Two things struck me. The first is just how many ‘poor’ people – people who are claiming welfare payments – the Australian taxpayer is supporting to travel and live overseas. They can’t all be signing up for overseas training in the Reserves, surely – although I am sure there are some other armies they might be training to help.

The second thing that struck me was how long it’s been since I took six weeks off work to travel overseas. It was 1999, and I paid for it myself.

I think what’s wrong with this page of advice at the Centrelink ‘enablers’ site is that it’s far too long. The solution is to list the benefits in question and then head the page thus:


If you leave Australia for any reason, your benefits will cease being paid immediately.


If you can afford to travel overseas, you don’t need welfare.

They don’t really have to add the second sentence, but I rather like it as a clear and definite rationale. This is also what I would like to say to this gentleman and others who are enjoying their retirement and overseas travel at my expense.
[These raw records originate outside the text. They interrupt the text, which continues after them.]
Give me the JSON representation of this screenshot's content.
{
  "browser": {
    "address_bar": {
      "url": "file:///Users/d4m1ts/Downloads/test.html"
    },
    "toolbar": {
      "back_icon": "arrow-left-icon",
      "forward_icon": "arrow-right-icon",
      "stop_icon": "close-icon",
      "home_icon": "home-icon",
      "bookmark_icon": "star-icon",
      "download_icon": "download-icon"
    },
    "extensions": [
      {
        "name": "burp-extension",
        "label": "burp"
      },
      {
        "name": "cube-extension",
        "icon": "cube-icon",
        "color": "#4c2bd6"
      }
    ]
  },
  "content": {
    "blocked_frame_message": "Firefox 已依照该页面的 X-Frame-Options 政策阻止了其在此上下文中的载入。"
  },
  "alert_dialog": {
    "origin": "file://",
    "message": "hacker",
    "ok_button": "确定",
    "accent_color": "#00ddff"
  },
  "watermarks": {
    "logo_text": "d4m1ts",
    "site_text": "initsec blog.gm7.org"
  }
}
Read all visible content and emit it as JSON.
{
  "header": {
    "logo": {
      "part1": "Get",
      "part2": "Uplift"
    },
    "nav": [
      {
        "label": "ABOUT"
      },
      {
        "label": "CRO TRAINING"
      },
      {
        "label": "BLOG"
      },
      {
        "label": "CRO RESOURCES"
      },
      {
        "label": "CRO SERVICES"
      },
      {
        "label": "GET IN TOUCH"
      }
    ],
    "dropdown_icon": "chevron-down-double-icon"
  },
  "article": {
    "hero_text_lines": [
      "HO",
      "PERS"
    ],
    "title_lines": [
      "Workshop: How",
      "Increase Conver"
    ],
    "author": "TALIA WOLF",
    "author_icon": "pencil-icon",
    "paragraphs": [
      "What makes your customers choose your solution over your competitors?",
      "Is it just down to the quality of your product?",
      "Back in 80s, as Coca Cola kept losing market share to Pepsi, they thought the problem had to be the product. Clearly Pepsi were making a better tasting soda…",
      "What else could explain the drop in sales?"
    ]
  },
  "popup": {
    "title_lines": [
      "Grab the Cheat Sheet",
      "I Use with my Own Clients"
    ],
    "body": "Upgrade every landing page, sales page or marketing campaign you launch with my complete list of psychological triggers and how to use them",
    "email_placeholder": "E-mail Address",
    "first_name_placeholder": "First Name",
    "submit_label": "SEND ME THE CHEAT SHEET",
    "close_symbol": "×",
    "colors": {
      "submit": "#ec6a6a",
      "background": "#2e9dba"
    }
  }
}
If you’re living on the Australian taxpayers’ dollar, you can at least have the decency to live here. Or am I barking up the wrong tree? Would it be cheaper for us to ship our entire aged population overseas?

  • It would free up job opportunities for young people
  • We would no longer need to import aged care workers from developing countries
  • We would free up our health care system from the burden of an aged population
  • Australia would once again become a country of bronzed young people, our roads uncluttered by grey nomads and people driving expensive cars very, very slowly
  • We could slash the developing countries’ aid budget entirely and instead donate in kind via Centrelink and the sale of the family pile (71% of aged pensioners own their own homes)
  • Families could be offered the choice of either caring for their elderly relatives themselves, or shipping them overseas.

Any comments?

Philippa Martyr blogs at Transverse City. In the last five years she has worked full-time, paid quite a lot of tax, and decided to buy property rather than travel overseas. This has worked out pretty well, because she bought during the dip in Perth real estate prices at the end of 2008. But it’s all about choices, people.